Bugün Ankara’nın başkent oluşunun 99. yılı. Başkent, bir ülkenin yönetim merkezidir. Tarih boyunca iktidar ve bölüşüm ilişkileri değiştikçe, ülkelerin başkentleri de değişmiştir. Ankara’nın başkent oluşu da böyle bir değişimin ürünüdür.
Ankara, 23 Nisan 1920’de Büyük Millet Meclisi’nin açılışıyla birlikte Kurtuluş Savaşı’nın siyasi, idari ve askeri başkenti olmuştu. İstanbul Hükümeti’ni karşısına alan Büyük Millet Meclisi Hükümeti, tüm ülkenin bu yeni merkezden yönetileceğini; tüm idari ve askeri makamların bu yeni hükümete bağlı olacağını ilan etmişti.
Resmi başkent hala payitaht (padişahın tahtının olduğu yer) İstanbul (Dersaadet)’du. Uluslararası makamlar ve İtilaf Devletleri, tek bir başkent tanıyordu; o da, İstanbul’du.
Büyük Millet Meclisi Hükümeti, 1921 yılından itibaren uluslararası tanınırlık-temsil mücadelesinin parçası olarak Ankara’yı ülkenin yeni resmi başkenti yapma yönünde adımlar attı. Ankara’nın resmi başkentliği ilk defa 1921 yılında barış şartlarının görüşüleceği Londra Konferansı hazırlıkları sırasında gündeme taşındı. Büyük Millet Meclisi Başkanı Mustafa Kemal Paşa, Sadrazam Tevfik Paşa’ya çektiği telgrafta, barış şartlarının sağlanması halinde İstanbul’un bir “merkezi merasim”, Ankara’nın ise, milletin asıl hükümet merkezi olacağını söylüyordu. 31 Ocak 1921’de bu yazışmalardaki niyet, İcra Vekilleri Heyeti’nin (Bakanlar Kurulu) hazırladığı bir kanun tasarısı ile Meclisin gündemine geldi. O dönem Meclis’te Ankara’nın başkent olmasını isteyenlerden çok, Ankara’nın başkentliğinin geçici olduğunu ve İstanbul’un başkent olarak kalmasını isteyenler olduğu için tasarı reddedildi. Ancak, aynı yıl Sakarya Savaşı’ndan hemen önce başkentin Kayseri’ye nakli gündeme gelince, gizli oturumlarda alınan kararla Büyük Millet Meclisi’nin kendi iradesiyle seçtiği başkent Ankara’nın savunulmasına karar verildi. Savaşın başarısı, Ankara’nın fiili başkentliğinin güvence altına alınması olacaktı.
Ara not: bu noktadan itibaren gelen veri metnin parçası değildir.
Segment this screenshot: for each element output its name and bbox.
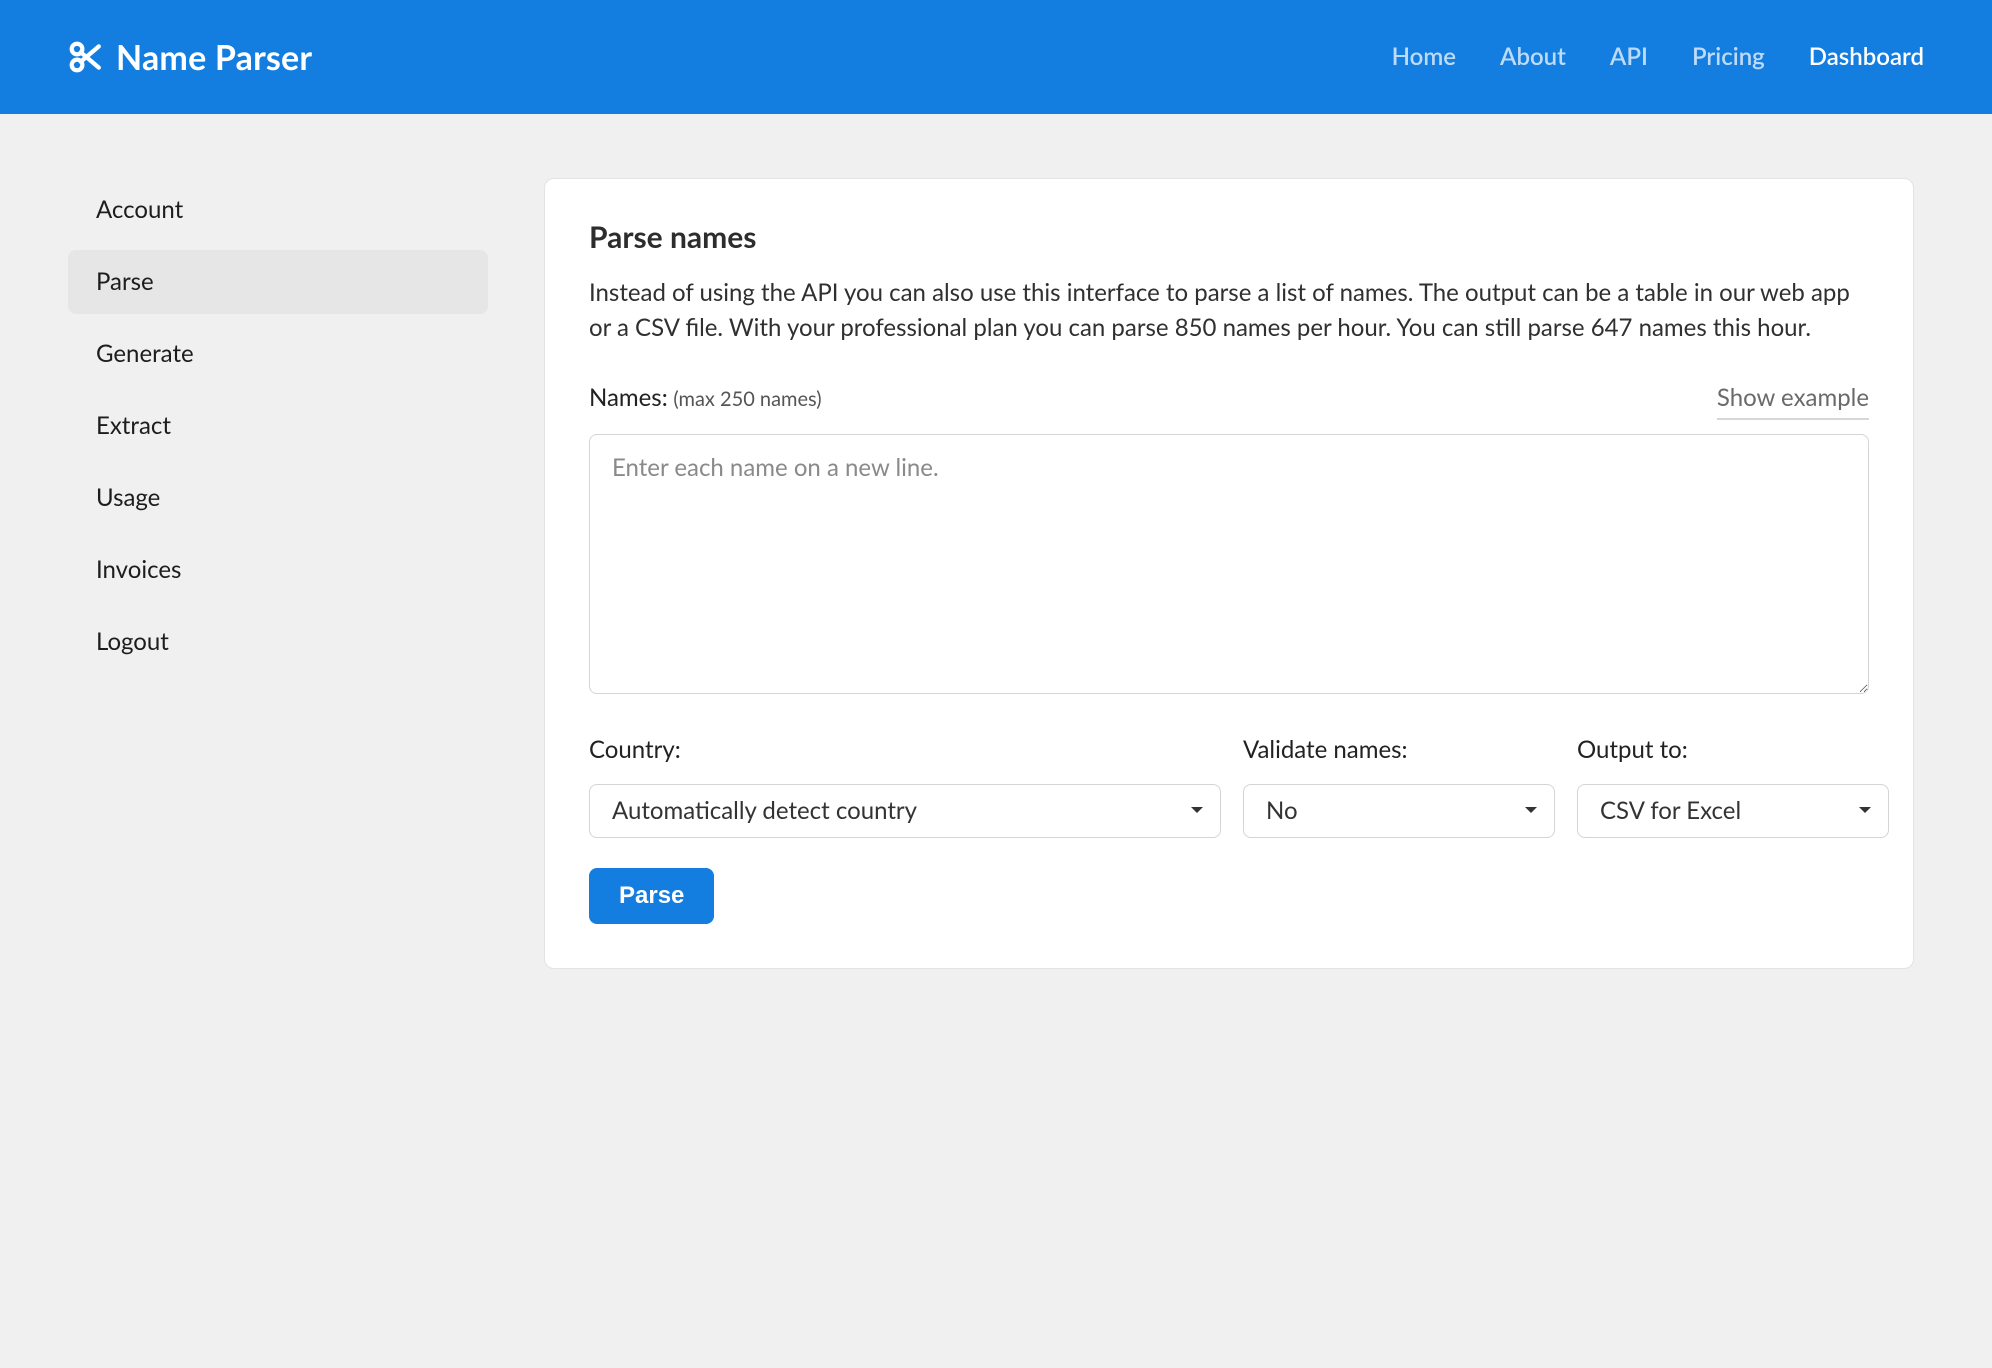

9 Eylül’de Kurtuluş Savaşı’nın seyri değişince, Mudanya Antlaşması’na giden süreçte önce 1 Kasım 1922’de saltanat kaldırıldı; sonra İstanbul’un başkentlik statüsüne son verilerek bir vilayet (il) olarak Büyük Millet Meclisi Hükümeti’ne bağlandı. Bu karar, 1922 ve 1923 yılları boyunca büyük bir Ankara-İstanbul kavgası başlattı. Vatan, Tanin, Tevhid-i Efkar gibi İstanbul gazeteleri ile İngiltere İstanbul’u savunuyordu. Hilafet makamını, bürokrasiyi, İstanbul’daki mülk sahibi sınıfları ve uluslararası ilişkileri derinden etkileyecek bir kararın, kıyamet koparması doğaldı. Bu sarsıntı Lozan Antlaşması’nın imzalanması ve seçimlerin yenilenerek II. Meclis’in kurulmasına karar devam etti. II. Meclis’in aldığı en önemli kararlardan ilki 13 Ekim 1923 tarihindeki Ankara’nın başkent ilan edilmesi kararıdır. Bu kararı, 29 Ekim Cumhuriyet’in ilanı izleyecektir.
Bu bilgilerin kaynaklarına ulaşmak ve daha derine kazmak isteyenler için Tayfun Çınar’ın Başkentlik Sorunu kitabını öneririz.